Optimizing for stable tools that don’t create perpetual work

Time is an incredibly important asset.

I come from a Ruby on Rails background. The progress of Rails updates & JS frameworks has been amazing & constant. Each new Rails patch brings with it some work to stay current. It’s not Rails’s fault since there are always new features or security issues that arise. Having a well maintained framework, such as Rails, is a huge boon for the community.

With any programmer tool, you generally want to be on the current stable release (for a variety of reasons including security & bug fixes).
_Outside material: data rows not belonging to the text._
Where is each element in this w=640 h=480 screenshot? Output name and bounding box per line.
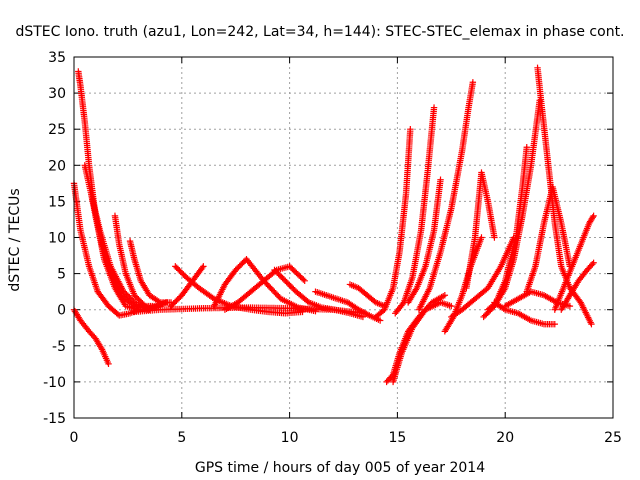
data-point (478, 234, 485, 241)
series-arc-30 (551, 212, 597, 313)
data-point (200, 263, 207, 270)
x-axis-label: GPS time / hours of day 005 of year 2014 (195, 460, 485, 476)
series-arc-21 (415, 79, 477, 313)
y-tick-label: 15 (48, 194, 66, 210)
series-arc-24 (448, 234, 518, 321)
data-point (566, 302, 574, 310)
y-tick-label: -10 (43, 375, 66, 391)
data-point (376, 317, 384, 324)
x-tick-label: 20 (496, 430, 514, 446)
data-point (300, 276, 307, 283)
data-point (589, 261, 596, 268)
series-arc-04 (88, 190, 164, 312)
series-arc-17 (392, 104, 438, 317)
series-arc-06 (126, 237, 175, 306)
data-point (430, 104, 438, 111)
data-point (209, 294, 216, 301)
y-tick-label: 20 (48, 158, 66, 174)
data-point (407, 126, 414, 133)
x-tick-label: 10 (281, 430, 299, 446)
data-point (590, 212, 597, 220)
data-point (437, 176, 444, 183)
series-arc-20 (389, 299, 455, 386)
series-arc-31 (558, 259, 597, 313)
y-tick-label: 30 (48, 86, 66, 102)
series-arc-32 (491, 299, 558, 328)
data-point (551, 320, 558, 328)
y-axis-label: dSTEC / TECUs (7, 188, 23, 291)
data-point (105, 360, 112, 368)
x-tick-label: 15 (388, 430, 406, 446)
x-tick-label: 0 (70, 430, 79, 446)
data-point (361, 310, 369, 317)
series-arc-14 (346, 281, 388, 310)
series-arc-09 (167, 263, 207, 310)
axis-ticks: 0 5 10 15 20 25 -15 -10 -5 0 5 10 15 20 25 30 35 (43, 50, 622, 446)
series-arc-16 (372, 126, 414, 321)
x-tick-label: 25 (604, 430, 622, 446)
y-tick-label: -15 (43, 411, 66, 427)
y-tick-label: -5 (52, 339, 66, 355)
data-point (301, 277, 308, 285)
y-tick-label: 25 (48, 122, 66, 138)
y-tick-label: 5 (57, 267, 66, 283)
data-point (129, 301, 137, 309)
series-arc-18 (404, 176, 444, 306)
y-tick-label: 10 (48, 231, 66, 247)
plot-frame (73, 56, 614, 419)
data-point (441, 292, 449, 299)
series-arc-07 (70, 306, 112, 368)
data-point (588, 320, 595, 328)
y-tick-label: 0 (57, 303, 66, 319)
data-point (491, 234, 498, 241)
chart-title: dSTEC Iono. truth (azu1, Lon=242, Lat=34… (15, 24, 624, 40)
data-point (590, 259, 597, 266)
data-marks (70, 64, 597, 386)
y-tick-label: 35 (48, 50, 66, 66)
data-point (140, 301, 148, 308)
series-arc-15 (131, 304, 369, 317)
series-arc-28 (523, 183, 574, 295)
series-arc-26 (480, 144, 530, 321)
grid (74, 57, 613, 418)
series-arc-23 (463, 169, 498, 292)
data-point (304, 298, 311, 305)
data-point (469, 79, 477, 86)
data-point (589, 214, 596, 221)
data-point (199, 264, 206, 272)
x-tick-label: 5 (177, 430, 186, 446)
series-arc-01 (70, 180, 142, 319)
data-point (523, 144, 530, 151)
data-point (448, 302, 455, 310)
The issue is that upgrading to the latest stable version creates a never ending stream of (hopefully small) work.

Even if you went without a framework (Rails, Django, etc.), your server is running on a suite of tools. You’ll need to keep your OS (even LTS) and most likely nginx up to date.
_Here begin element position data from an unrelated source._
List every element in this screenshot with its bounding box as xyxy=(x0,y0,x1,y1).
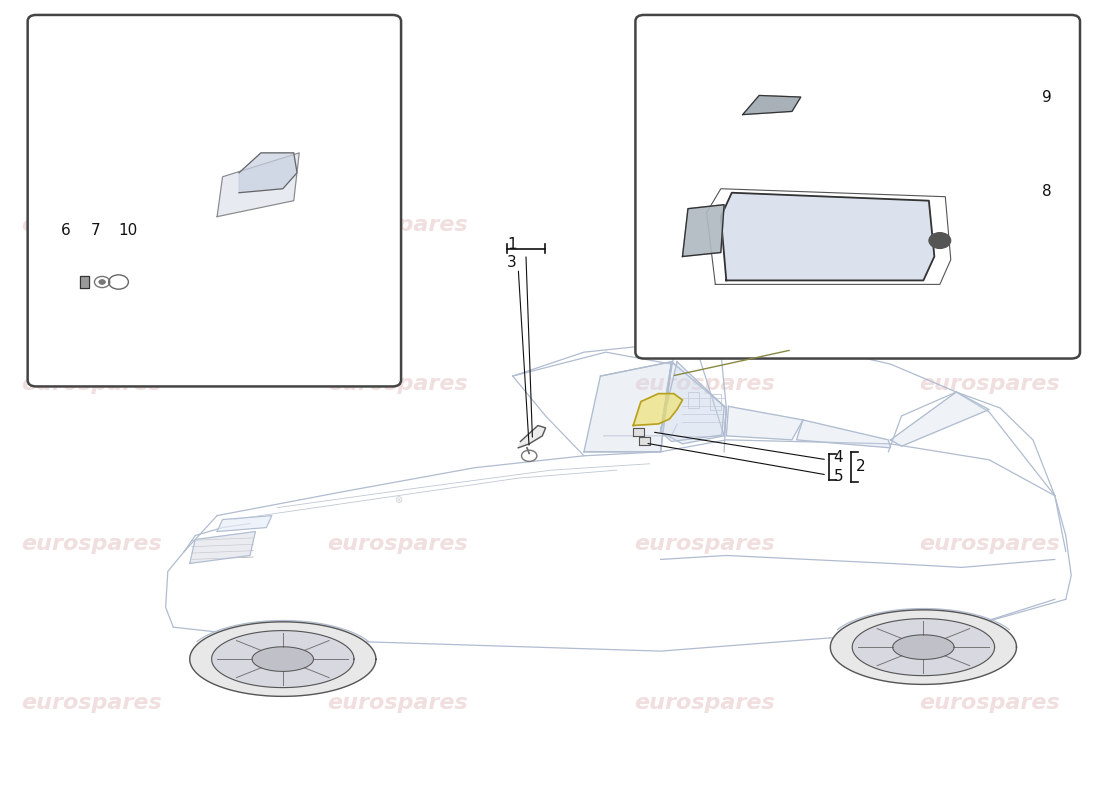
Text: eurospares: eurospares xyxy=(918,374,1059,394)
Polygon shape xyxy=(796,420,891,448)
Circle shape xyxy=(928,233,950,249)
Text: eurospares: eurospares xyxy=(918,534,1059,554)
Polygon shape xyxy=(217,515,272,531)
Text: 4: 4 xyxy=(834,450,844,465)
Text: eurospares: eurospares xyxy=(634,374,774,394)
Polygon shape xyxy=(852,618,994,676)
Text: eurospares: eurospares xyxy=(634,534,774,554)
Polygon shape xyxy=(211,630,354,687)
Polygon shape xyxy=(891,392,989,446)
Circle shape xyxy=(99,280,106,285)
Polygon shape xyxy=(742,95,801,114)
FancyBboxPatch shape xyxy=(28,15,401,386)
Text: eurospares: eurospares xyxy=(634,214,774,234)
Polygon shape xyxy=(584,362,671,452)
Text: ⊛: ⊛ xyxy=(394,494,402,505)
Polygon shape xyxy=(189,531,255,563)
Text: 6: 6 xyxy=(60,223,70,238)
Polygon shape xyxy=(252,647,314,671)
Text: 9: 9 xyxy=(1042,90,1052,105)
Polygon shape xyxy=(239,153,297,193)
Text: eurospares: eurospares xyxy=(328,374,469,394)
Polygon shape xyxy=(634,394,682,426)
Text: eurospares: eurospares xyxy=(328,693,469,713)
Text: eurospares: eurospares xyxy=(21,214,162,234)
Text: eurospares: eurospares xyxy=(328,214,469,234)
Text: eurospares: eurospares xyxy=(21,693,162,713)
Polygon shape xyxy=(893,635,954,659)
Text: 10: 10 xyxy=(119,223,138,238)
Text: 7: 7 xyxy=(91,223,101,238)
Text: eurospares: eurospares xyxy=(634,693,774,713)
Text: 8: 8 xyxy=(1042,184,1052,198)
Polygon shape xyxy=(661,362,724,442)
Polygon shape xyxy=(830,610,1016,685)
Text: 2: 2 xyxy=(856,459,865,474)
Text: eurospares: eurospares xyxy=(21,374,162,394)
Polygon shape xyxy=(190,622,376,696)
FancyBboxPatch shape xyxy=(636,15,1080,358)
Text: 5: 5 xyxy=(834,469,844,484)
Polygon shape xyxy=(518,426,546,448)
Polygon shape xyxy=(634,428,645,436)
Text: eurospares: eurospares xyxy=(21,534,162,554)
Text: eurospares: eurospares xyxy=(918,693,1059,713)
Text: eurospares: eurospares xyxy=(328,534,469,554)
Text: 1: 1 xyxy=(507,237,517,252)
Polygon shape xyxy=(720,193,934,281)
Polygon shape xyxy=(639,438,650,446)
Polygon shape xyxy=(80,276,89,288)
Polygon shape xyxy=(726,406,803,440)
Polygon shape xyxy=(217,153,299,217)
Text: eurospares: eurospares xyxy=(918,214,1059,234)
Polygon shape xyxy=(661,362,726,444)
Text: 3: 3 xyxy=(507,255,517,270)
Polygon shape xyxy=(682,205,724,257)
Perhaps you want to outsource server maintenance, so you’re using Heroku. You’ll have to keep your configs compliant with the Heroku deployment framework & best practices.

What I’m getting at is that there are so many incredible tools available to developers today. Oftentimes, these tools are free and constantly get better & faster over time.

I’m wondering if there is, or if it would be possible to create developer tools that are optimized for API stability. No more figuring how to do things the framework-way every several months. Setup once, use forever. When you’re able to minimize the present value amount of time spent maintaining a tool, you’re freeing your future self to work on higher value tasks.

Misc Rails Integration Test Tips

I attended an Automated Testing meetup yesterday. In my experience, integration tests turn your speedy test suite into a slowpoke. Here are some different tips and gems to consider using in your tests:

  • rack_session_access Gem
    Instead of making a user log in with capybara, why not set the user_id in the session. This gem sounds amazing.
  • fuubar Gem
    Another way to format your test results. Perhaps you’d like to use a progress slider.
  • rspec-retry Gem
    If a test does not pass on the first try, you can run it again until it passes. This feels like a code smell. In the meetup, the speaker mentioned that they were running their tests against live web requests (instead of pre-recorded requests).
  • Page Objects
    Capybara syntax seems procedural since you are telling it to visit a path and click on things. With page objects, you can have DRY code that abstracts away all the step by step page interactions with something like ProjectPageObject.create
  • View Tests
    Instead of doing full blown integration (feature) testing that uses a browser, you can try view tests that assert things are found on your page.

Hopefully you can use some of these tips to improve your test suite.